Stormy weather

While parts of Atlantic Canada (and the eastern U.S.) are getting walloped with snow, we here in southeast Texas had a rough day with heavy winds, hail in some parts, the odd tornado or two, and a bunch of rain. It was a cold front that saw the temperatures drop from the eighties on Sunday (sit in the driveway with a glass of wine and watch the sun go down) to the upper forties overnight (I don’t think we’ll be dining on the restaurant’s patio tonight, alas).

I’ve been reading Fried Green Tomatoes at the Whistle Stop Cafe to my wife, so we decided to revisit the movie this weekend. It doesn’t hold up quite as well as I might have liked, but it still has some fine moments. It’s funny, though—in my memory of the film I had Mary Stuart Masterson and Mary-Louise Parker’s characters inverted, and I think that if I was casting the movie today, that’s they way I would have gone.

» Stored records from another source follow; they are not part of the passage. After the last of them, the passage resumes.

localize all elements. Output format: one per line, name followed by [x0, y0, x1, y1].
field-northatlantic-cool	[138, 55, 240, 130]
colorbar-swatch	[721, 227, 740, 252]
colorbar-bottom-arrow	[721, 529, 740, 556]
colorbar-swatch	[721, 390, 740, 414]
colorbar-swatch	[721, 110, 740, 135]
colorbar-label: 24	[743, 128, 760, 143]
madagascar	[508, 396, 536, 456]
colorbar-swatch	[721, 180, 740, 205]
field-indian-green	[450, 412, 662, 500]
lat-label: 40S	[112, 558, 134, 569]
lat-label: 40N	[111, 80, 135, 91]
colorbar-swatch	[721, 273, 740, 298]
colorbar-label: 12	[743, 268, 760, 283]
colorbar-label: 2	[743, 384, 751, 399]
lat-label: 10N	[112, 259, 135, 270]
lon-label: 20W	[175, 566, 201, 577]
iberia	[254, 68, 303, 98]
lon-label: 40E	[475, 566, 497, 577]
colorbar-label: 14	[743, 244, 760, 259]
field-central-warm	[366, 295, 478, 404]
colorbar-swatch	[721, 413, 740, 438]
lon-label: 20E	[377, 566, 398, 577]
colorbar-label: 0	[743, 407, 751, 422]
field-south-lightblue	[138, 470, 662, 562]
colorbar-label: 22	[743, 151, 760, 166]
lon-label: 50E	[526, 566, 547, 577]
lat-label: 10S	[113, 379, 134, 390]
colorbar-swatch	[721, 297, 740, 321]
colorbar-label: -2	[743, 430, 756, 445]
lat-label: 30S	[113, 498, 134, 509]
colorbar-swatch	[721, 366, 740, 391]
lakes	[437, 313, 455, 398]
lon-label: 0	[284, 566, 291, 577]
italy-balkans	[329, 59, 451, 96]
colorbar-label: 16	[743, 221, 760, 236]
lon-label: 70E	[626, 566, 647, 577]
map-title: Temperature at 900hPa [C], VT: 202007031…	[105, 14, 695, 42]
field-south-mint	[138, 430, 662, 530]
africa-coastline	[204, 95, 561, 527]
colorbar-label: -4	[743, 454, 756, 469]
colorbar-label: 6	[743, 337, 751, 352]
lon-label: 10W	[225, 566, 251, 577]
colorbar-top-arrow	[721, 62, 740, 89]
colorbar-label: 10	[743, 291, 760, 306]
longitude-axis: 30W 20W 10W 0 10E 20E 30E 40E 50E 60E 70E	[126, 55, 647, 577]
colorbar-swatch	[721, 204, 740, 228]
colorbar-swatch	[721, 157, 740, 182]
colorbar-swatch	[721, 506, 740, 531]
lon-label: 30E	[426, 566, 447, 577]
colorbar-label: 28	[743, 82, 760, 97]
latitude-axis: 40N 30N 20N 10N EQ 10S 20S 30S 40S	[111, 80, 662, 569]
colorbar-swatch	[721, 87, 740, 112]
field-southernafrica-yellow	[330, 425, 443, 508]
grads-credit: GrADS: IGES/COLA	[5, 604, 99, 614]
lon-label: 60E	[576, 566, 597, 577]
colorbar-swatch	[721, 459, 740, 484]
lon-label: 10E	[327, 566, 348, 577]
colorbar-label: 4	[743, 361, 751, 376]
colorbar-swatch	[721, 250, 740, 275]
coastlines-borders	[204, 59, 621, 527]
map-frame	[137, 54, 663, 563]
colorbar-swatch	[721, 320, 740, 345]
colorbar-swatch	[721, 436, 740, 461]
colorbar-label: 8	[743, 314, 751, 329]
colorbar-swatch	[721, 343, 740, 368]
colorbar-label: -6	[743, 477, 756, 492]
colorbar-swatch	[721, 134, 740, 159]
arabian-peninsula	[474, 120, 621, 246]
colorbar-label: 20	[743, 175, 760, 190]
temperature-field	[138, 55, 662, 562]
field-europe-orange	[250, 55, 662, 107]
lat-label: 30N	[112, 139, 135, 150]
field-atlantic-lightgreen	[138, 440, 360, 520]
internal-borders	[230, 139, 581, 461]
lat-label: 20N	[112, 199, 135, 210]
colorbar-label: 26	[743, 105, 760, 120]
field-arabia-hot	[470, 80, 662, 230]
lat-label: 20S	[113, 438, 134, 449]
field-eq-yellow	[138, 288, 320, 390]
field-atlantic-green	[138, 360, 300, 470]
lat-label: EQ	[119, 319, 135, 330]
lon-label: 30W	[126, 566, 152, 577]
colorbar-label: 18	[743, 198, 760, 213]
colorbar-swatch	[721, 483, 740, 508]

During dinner on Saturday, we listened to an Alison Krauss and Union Station live album, and “Man of Constant Sorrow” inspired us to watch O Brother, Where Art Thou? again (Dan Tyminski of Union Station is the vocalist to whom George Clooney lip-syncs). It holds up a little better than Fried Green Tomatoes. There’s plenty of mugging and over-acting, but it’s still watchable.

Then we were tempted by a trailer for an Australian film called The Dressmaker about a young woman (Kate Winslet) who returns to her tiny hometown after a couple of decades abroad. When she was ten, she was suspected of breaking the neck of a boy and she was effectively banished from the community. She has no recollection of the events of that day, so she’s come back to find out if she is, in fact, a murderer. Her mother has declined in the intervening years (the locals call her Mad Molly), but she perks up again after her daughter’s return. Liam Hemsworth is the love interest and Hugo Weaving is the cross-dressing local constabulary who bowed to pressure and spearheaded her banishment all those years ago. It’s a bit of a revenge tale, and once it starts going down that track it derails a bit. Characters behave uncharacteristically, merely so we feel like they deserve what happens to them. It has the out-of-kilter feel of a Wes Anderson movie, but it’s not quite quirky enough to be that and doesn’t play it straight enough to be taken seriously. Plus there’s an unearned death at the 2/3 point that just felt arbitrary and unnecessary to me.